At least one, perhaps several, ice fishermen were out Saturday. I could tell by the holes in the ice and the tracks in the snow.
My God, what a snow yesterday afternoon. In less than an hour, a heavy sloppy inch of wet snow fell. For awhile, it looked like snowballs falling from the sky. The youngest boy and I tried simply putting our hands out and using what landed as a snowball.
It kind of worked.
This morning I had planned an extended ramble, but the west wind was stiff enough I didn't feel like battling it for a half mile when the wind from that direction has miles of open fields to build up oomph.
The ice fishermen or fisherman must have been all over both old clay pits on Saturday. One of fishermen slid down the bank, or his sled did, leaving a slide much like that an otter makes.
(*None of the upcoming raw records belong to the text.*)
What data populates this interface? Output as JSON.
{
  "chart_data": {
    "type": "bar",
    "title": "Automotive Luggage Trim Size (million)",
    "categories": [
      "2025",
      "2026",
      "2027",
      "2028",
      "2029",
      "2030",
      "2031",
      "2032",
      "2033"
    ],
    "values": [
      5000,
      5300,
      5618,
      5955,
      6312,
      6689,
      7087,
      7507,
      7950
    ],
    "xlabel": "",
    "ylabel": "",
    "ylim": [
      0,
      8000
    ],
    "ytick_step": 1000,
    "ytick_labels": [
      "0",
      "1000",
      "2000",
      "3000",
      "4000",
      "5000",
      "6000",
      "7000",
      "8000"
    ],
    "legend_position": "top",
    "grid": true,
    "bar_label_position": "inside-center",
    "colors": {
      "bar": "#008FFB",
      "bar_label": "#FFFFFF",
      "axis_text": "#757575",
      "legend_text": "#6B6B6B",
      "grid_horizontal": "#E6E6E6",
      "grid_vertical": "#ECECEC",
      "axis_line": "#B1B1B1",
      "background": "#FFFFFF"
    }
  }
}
The snow was so heavy on the ice that it must have bubbled up water through the holes. There were gray spots all over the ice around the holes.
Surprisingly, he or she or they did not redrill the test hole I drilled Monday near a drop off by brush, even though he or she or they walked right by it.
From brush off the trail made from the old rail bed to the south of the town pond, a pair of mourning doves flushed. They didn't go far. We flushed them again on the edge of town by a pile of old rail ties.
It was a morning to watch the footing, the sloppy snow had melted and refroze into a very slick surface in spots.
Near home, five gray squirrels played in a yard under some huge elms.
I guess to them the faint lifting of the darkness signified dawn, such as it was on this gray winter morning.